A Nikon D610 and (separately) an AF-S 24-85mm 3.5-4.5 lens. The D610 was someone's unwanted gift; UK model, unregistered with Nikon and never used, for only 60% of the Amazon price
. The lens was also cheap at £180 - it's the non-VR version that was only made for a few years but is optically identical to the current one, which is spot on except for distortion (corrected in-camera anyway). It's a bulky plastic thing that's fairly unpleasant to handle and I only really got it for holidays where I don't want to take a bag of lenses and SO might want to use an AF lens.

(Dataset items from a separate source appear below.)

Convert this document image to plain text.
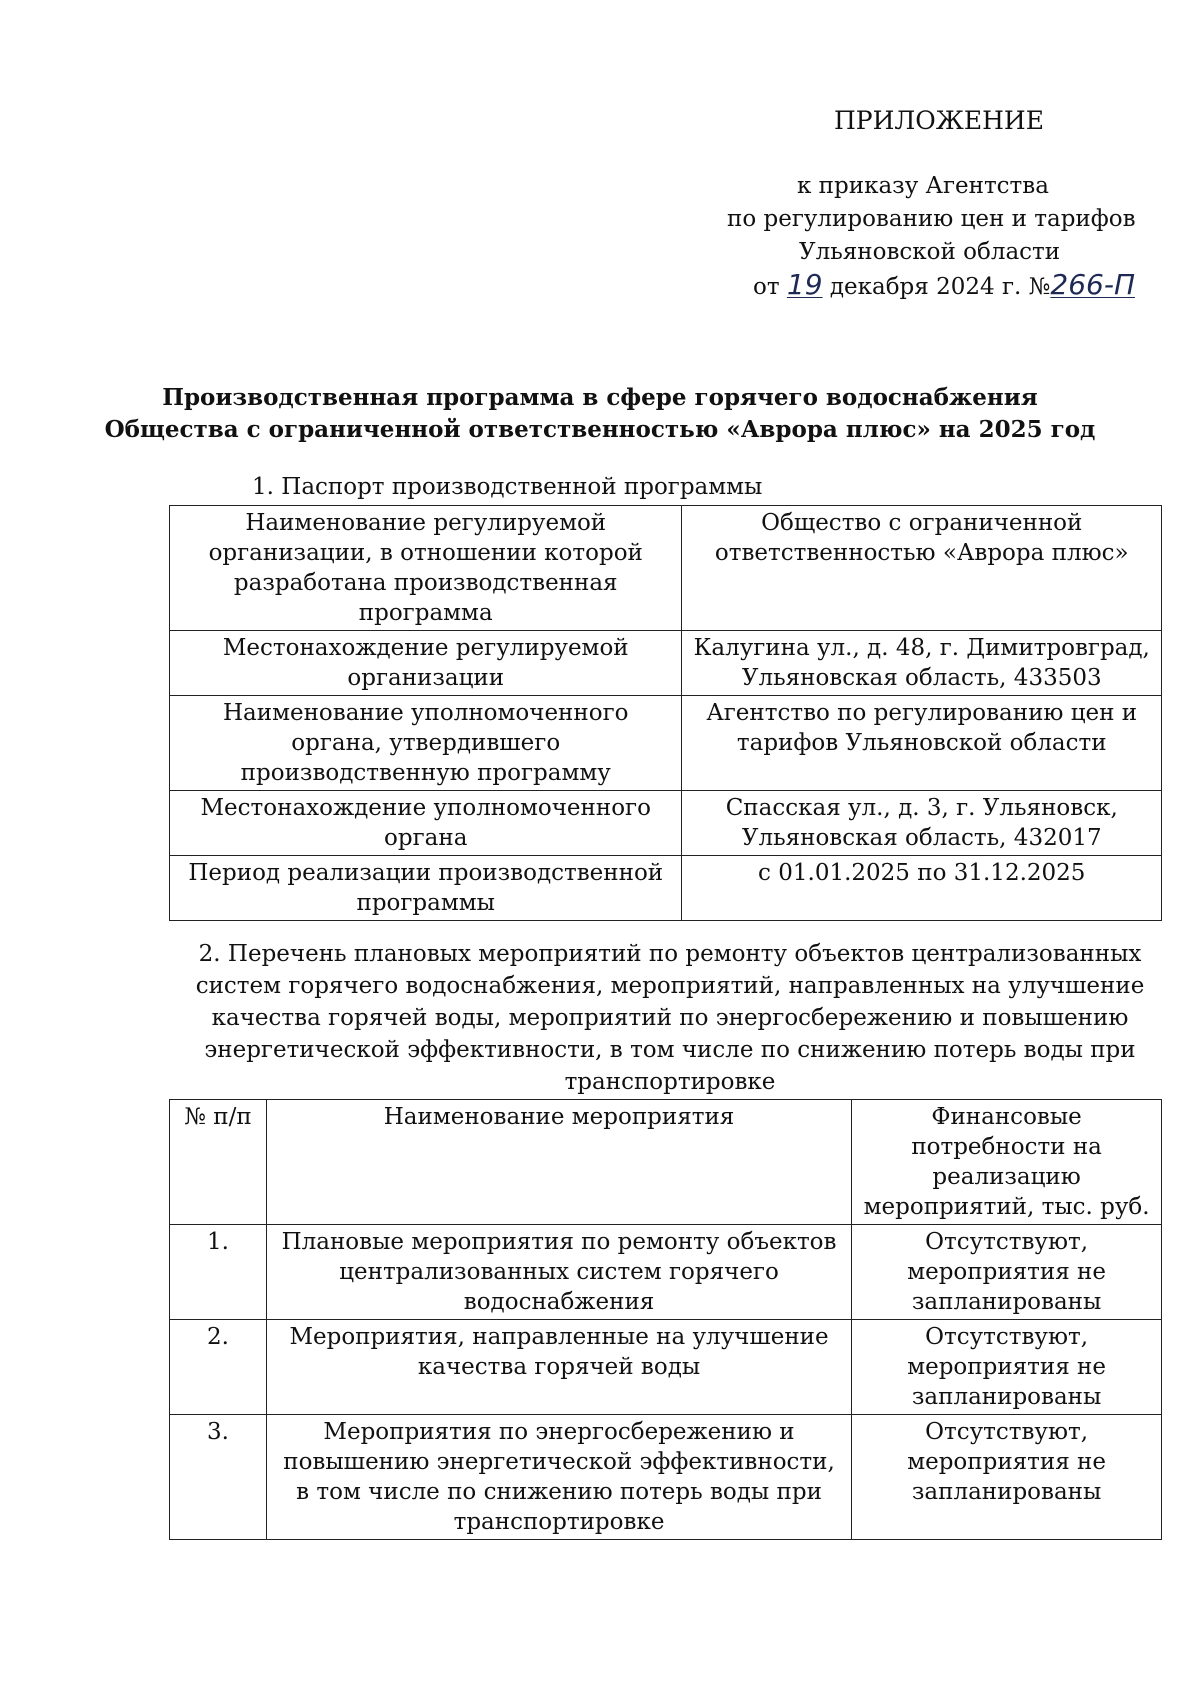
ПРИЛОЖЕНИЕ
к приказу Агентства
по регулированию цен и тарифов
Ульяновской области
от 19 декабря 2024 г. №266-П
Производственная программа в сфере горячего водоснабжения
Общества с ограниченной ответственностью «Аврора плюс» на 2025 год
1. Паспорт производственной программы
Наименование регулируемой организации, в отношении которой разработана производственная программа	Общество с ограниченной ответственностью «Аврора плюс»
Местонахождение регулируемой организации	Калугина ул., д. 48, г. Димитровград, Ульяновская область, 433503
Наименование уполномоченного органа, утвердившего производственную программу	Агентство по регулированию цен и тарифов Ульяновской области
Местонахождение уполномоченного органа	Спасская ул., д. 3, г. Ульяновск, Ульяновская область, 432017
Период реализации производственной программы	с 01.01.2025 по 31.12.2025
2. Перечень плановых мероприятий по ремонту объектов централизованных систем горячего водоснабжения, мероприятий, направленных на улучшение качества горячей воды, мероприятий по энергосбережению и повышению энергетической эффективности, в том числе по снижению потерь воды при транспортировке
№ п/п	Наименование мероприятия	Финансовые потребности на реализацию мероприятий, тыс. руб.
1.	Плановые мероприятия по ремонту объектов централизованных систем горячего водоснабжения	Отсутствуют, мероприятия не запланированы
2.	Мероприятия, направленные на улучшение качества горячей воды	Отсутствуют, мероприятия не запланированы
3.	Мероприятия по энергосбережению и повышению энергетической эффективности, в том числе по снижению потерь воды при транспортировке	Отсутствуют, мероприятия не запланированы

The D610 looks as if it is going to do its job as a "digital back" very well. The finder image is a bit small compared to the F3 (I have the original DE-2 prism, not the F3HP one which is probably more like the D610) but the focus confirmation dot always agrees with my eye, thank goodness*, and the in-built dioptric correction is just right turned to the maximum (+1.0D, apparently, which is more or less +2.0D including the rest of the prism optics; my glasses are +1.75D). Programme in the manual AIS lenses for focal length and maximum aperture, and away you go in M or A mode; it works just the same as a film SLR except that you don't have to wind it. The mirror is very well damped compared to the F3/FM2 and there isn't much more vibration than with a Leica M3. On the other hand, DSLRs are, as Ken Rockwell says, big plastic turds to look at and to handle. I won't be getting rid of the film bodies for b/w, which are far nicer to use.
One question: I can't get Auto ISO to do quite what I want; I have tried increasing the minimum shutter speed slider control to the maximum but it will still sometimes set 1/30 with a 50mm lens indoors when there is still plenty of extra ISO speed available. Unless there is no other way to get the shot, I try and stick to the reciprocal of TWICE the focal length when hand-holding (OK, I could do 1/8th with an M3, but that was a different beast). Am I missing a trick?
*it's interesting to see just how hard it is to get the green dot to come up with the AIS 50/1.4 or 300/4.5 and their very shallow DOF at full aperture - wiith the AIS 24/2.8 it is happy with infinity for anything more than about 15 metres away because it just can't tell the difference. Same as your eyes, really.